I grunted, pushing away from the archway to grab a pan from the drawer under the stove. I held it out to him.

“Don’t tell me you know how to cook.”

“I can fry a steak.”

I pulled the pan back before he could grab it. “I’ll cook. I’d rather not raise my cholesterol because you believe oil is a necessary seasoning.”

He held up his hands and stepped back. “You’re the boss.”

“If I was the boss, you wouldn’t be here.”

***

Forty minutes later, the steaks cooked to perfection and the potatoes melting in my mouth, we settled in the living room on opposite ends of the couch. I watched him eat for a second, watching the muscles of his jaw move. His hair was shorter now. Like Ash, he wore it in a grown-out version of a crew cut.
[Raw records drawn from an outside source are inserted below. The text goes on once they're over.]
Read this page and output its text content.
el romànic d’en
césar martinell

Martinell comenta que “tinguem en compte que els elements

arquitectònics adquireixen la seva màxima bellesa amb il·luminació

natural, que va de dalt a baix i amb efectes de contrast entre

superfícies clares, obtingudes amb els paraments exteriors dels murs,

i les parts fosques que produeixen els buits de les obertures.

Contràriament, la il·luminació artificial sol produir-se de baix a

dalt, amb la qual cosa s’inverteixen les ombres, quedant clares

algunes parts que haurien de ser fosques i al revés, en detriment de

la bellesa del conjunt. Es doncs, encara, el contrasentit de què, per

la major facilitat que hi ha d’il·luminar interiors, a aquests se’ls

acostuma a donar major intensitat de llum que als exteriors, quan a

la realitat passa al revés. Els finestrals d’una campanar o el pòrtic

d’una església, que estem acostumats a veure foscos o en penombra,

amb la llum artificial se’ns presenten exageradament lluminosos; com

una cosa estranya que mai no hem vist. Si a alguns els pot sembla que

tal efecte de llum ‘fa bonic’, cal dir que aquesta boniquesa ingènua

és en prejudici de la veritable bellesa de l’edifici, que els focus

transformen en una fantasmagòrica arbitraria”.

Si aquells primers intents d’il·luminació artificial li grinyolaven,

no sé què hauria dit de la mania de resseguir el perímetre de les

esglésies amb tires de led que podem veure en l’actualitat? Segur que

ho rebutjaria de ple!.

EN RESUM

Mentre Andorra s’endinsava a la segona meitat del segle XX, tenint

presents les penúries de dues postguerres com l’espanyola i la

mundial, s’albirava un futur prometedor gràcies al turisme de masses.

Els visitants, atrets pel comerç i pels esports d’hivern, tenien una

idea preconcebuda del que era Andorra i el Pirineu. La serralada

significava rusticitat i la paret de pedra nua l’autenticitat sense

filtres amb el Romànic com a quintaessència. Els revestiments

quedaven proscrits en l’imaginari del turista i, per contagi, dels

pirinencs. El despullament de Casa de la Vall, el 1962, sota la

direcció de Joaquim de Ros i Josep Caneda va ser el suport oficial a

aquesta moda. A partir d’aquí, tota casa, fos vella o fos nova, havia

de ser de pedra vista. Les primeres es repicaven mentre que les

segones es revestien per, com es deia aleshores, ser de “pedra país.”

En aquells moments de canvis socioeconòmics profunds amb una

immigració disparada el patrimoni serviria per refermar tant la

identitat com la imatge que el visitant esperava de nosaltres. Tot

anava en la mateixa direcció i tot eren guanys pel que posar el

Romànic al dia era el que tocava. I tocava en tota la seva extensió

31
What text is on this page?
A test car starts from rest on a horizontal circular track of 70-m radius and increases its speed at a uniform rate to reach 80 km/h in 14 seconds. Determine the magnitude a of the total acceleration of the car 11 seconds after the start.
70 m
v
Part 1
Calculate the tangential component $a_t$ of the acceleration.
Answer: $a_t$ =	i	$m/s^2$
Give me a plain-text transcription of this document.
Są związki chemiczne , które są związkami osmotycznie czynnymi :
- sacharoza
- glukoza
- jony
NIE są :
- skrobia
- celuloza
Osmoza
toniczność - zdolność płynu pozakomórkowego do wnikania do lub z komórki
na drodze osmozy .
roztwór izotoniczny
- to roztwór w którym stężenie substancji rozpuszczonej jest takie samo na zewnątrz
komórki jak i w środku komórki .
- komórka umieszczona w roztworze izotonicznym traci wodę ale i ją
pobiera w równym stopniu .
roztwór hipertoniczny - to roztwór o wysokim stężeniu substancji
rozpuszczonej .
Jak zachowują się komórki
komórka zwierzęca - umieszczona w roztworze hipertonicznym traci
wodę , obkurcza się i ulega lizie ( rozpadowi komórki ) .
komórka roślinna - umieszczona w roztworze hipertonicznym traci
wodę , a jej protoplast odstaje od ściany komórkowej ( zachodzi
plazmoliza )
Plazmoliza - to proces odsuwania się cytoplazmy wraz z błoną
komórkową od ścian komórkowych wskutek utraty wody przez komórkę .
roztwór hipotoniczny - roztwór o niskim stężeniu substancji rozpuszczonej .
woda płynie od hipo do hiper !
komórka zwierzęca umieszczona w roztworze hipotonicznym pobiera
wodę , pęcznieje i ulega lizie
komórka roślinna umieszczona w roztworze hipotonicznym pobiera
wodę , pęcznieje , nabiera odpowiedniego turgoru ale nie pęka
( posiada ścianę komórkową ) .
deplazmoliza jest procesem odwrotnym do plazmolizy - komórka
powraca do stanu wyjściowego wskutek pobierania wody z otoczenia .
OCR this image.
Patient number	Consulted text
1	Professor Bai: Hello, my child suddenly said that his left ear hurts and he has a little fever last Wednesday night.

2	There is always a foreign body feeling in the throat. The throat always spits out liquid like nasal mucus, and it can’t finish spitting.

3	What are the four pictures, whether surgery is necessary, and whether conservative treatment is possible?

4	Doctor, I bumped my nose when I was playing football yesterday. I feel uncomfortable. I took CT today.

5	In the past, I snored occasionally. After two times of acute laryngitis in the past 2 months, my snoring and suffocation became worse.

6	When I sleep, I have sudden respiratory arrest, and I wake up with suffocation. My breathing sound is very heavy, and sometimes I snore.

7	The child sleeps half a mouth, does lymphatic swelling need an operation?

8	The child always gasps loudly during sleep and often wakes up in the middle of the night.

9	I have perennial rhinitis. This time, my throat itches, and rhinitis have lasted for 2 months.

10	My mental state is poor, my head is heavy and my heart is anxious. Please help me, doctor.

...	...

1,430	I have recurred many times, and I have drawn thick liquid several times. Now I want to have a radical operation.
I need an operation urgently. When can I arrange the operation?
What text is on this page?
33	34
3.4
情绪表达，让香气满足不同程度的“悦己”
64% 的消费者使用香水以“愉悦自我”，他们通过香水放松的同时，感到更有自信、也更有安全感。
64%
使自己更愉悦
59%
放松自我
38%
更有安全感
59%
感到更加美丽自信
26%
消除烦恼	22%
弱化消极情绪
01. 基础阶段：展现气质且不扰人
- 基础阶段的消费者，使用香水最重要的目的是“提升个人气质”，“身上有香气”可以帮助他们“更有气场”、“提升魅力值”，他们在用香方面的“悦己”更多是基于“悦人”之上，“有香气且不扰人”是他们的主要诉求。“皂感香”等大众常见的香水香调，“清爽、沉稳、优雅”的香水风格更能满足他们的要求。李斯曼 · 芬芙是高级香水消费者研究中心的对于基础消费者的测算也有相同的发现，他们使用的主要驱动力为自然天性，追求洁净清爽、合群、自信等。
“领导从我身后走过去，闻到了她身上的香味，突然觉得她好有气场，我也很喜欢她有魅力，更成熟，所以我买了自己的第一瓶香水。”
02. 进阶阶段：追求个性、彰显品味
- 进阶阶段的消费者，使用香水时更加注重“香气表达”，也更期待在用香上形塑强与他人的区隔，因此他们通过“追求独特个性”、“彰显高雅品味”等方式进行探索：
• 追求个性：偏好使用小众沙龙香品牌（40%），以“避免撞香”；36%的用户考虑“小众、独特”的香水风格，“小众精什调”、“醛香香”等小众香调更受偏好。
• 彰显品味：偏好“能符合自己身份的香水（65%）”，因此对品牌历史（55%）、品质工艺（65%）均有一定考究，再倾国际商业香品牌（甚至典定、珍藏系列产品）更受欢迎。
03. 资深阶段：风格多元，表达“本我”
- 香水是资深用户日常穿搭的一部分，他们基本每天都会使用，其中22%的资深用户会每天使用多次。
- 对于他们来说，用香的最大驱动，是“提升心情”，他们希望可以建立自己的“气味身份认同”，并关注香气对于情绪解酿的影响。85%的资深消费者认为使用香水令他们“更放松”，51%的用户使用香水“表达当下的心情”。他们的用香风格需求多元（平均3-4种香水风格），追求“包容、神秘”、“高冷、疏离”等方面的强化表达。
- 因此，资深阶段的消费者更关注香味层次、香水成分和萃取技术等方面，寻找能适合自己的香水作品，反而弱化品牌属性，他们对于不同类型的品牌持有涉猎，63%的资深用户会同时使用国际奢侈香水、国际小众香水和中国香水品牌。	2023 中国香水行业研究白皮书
No more curls. But he was tan, as if he still spent a lot of time down on the beach. And those muscles in his arms suggested he took the time to work out whenever he could. I remembered the summer he and Joshua decided they were going to get ripped muscles. It hadn’t gone well. I never thought he’d try it again.

Funny how things change over time.

“Does it bother your girlfriend?”

“What?” he asked, glancing at me.

“The work you do. Protecting other women.”

“Would it bother you?”

I pushed a piece of potato around my plate, giving it some real consideration. “It would, I think.”

“Why?”

“Beyond the point that you’re placing yourself in danger for a complete stranger?”

“Beyond that.”

“Because you’re spending long hours alone with a frightened woman.” I looked at him, honestly curious to hear his answer to what I said next. “Surely you’ve had clients throw themselves at you.”

“A few,” he admitted, as he took another large bite of his steak.

“Have you ever slept with a client?”

His eyes moved over me, as he continued to chew his meat. “Are you offering?”

I could feel the heat of my blush as my eyes immediately dropped back down to my own plate. “Of course not!”

“Then why does it matter?”

“I’m just making conversation.”

“Interesting turn of conversation.”

“Do you blame me for being curious? Aren’t you curious about the people in my life?”

He lifted his plate and dug in his pants pocket for a second. Then he tossed me a piece of paper. “I know about the people in your life.”

The paper turned out to be a list of my friends in my father’s handwriting. He’d gotten most of it correct, but he’d missed a few names and added the names of a few people I hadn’t seen in a few years. But it was pretty accurate, which was a little worrisome. Did my dad really know that much about my private life? I thought I was doing a better job of keeping him out of most of it.